Information from the mössbauer spectra of tin(IV) halide complexes with 1,3-diethylthiourea. A redetermination of the crystal structure of tetrachlorobis(1,3-diethylthiourea)tin(IV)

Abstract

The Mössbauer quadrupole splitting of octahedral tin(IV) chloride complexes can give information about the Sn–Cl bond lengths. As the value of d(Sn–Cl) reported previously for SnCl4(detu)2(detu = 1,3-diethylthiourea) was too long for a complex showing a single line in the Mössbauer spectrum, we have redetermined the X-ray crystal structure, and found Sn–Cl distances which are compatible with the Mössbauer data.
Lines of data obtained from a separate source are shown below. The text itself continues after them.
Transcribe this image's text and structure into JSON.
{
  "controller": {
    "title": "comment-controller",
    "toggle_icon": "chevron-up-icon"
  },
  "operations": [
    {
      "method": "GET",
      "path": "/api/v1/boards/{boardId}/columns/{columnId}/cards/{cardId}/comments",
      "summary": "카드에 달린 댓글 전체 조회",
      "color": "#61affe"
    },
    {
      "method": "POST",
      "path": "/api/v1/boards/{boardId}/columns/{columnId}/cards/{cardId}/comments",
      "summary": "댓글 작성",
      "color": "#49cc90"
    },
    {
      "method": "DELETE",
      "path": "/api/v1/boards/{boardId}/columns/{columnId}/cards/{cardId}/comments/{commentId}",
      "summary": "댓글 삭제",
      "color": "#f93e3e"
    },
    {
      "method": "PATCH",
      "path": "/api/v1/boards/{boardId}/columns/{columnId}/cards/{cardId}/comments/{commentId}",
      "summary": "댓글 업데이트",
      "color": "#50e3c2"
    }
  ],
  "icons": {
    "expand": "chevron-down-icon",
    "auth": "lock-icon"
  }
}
The compound crystallises in the centrosymmetric space group Rc, and the structure is disordered about a crystallographic two-fold axis passing through Sn and two Cl atoms. The disorder does not allow the unambiguous distinction between a cis or trans structure by X-ray crystallography, but IR and Raman spectroscopies show that both SnCl4(detu)2, and the new compound SnF4(detu)2, have a cis geometry. The isomer shift values for SnX4(detu)2 are –0.04, 0.62, 0.96 and 1.21 mm s–1 for X = F, Cl, Br and I, respectively. The values for X = Cl and Br are much higher than previous values, and fully consistent with S-co-ordination by the detu ligand. The information on the donor atom in SnX4L2 complexes, which can sometimes by obtained from the Mössbauer isomer shift, is discussed.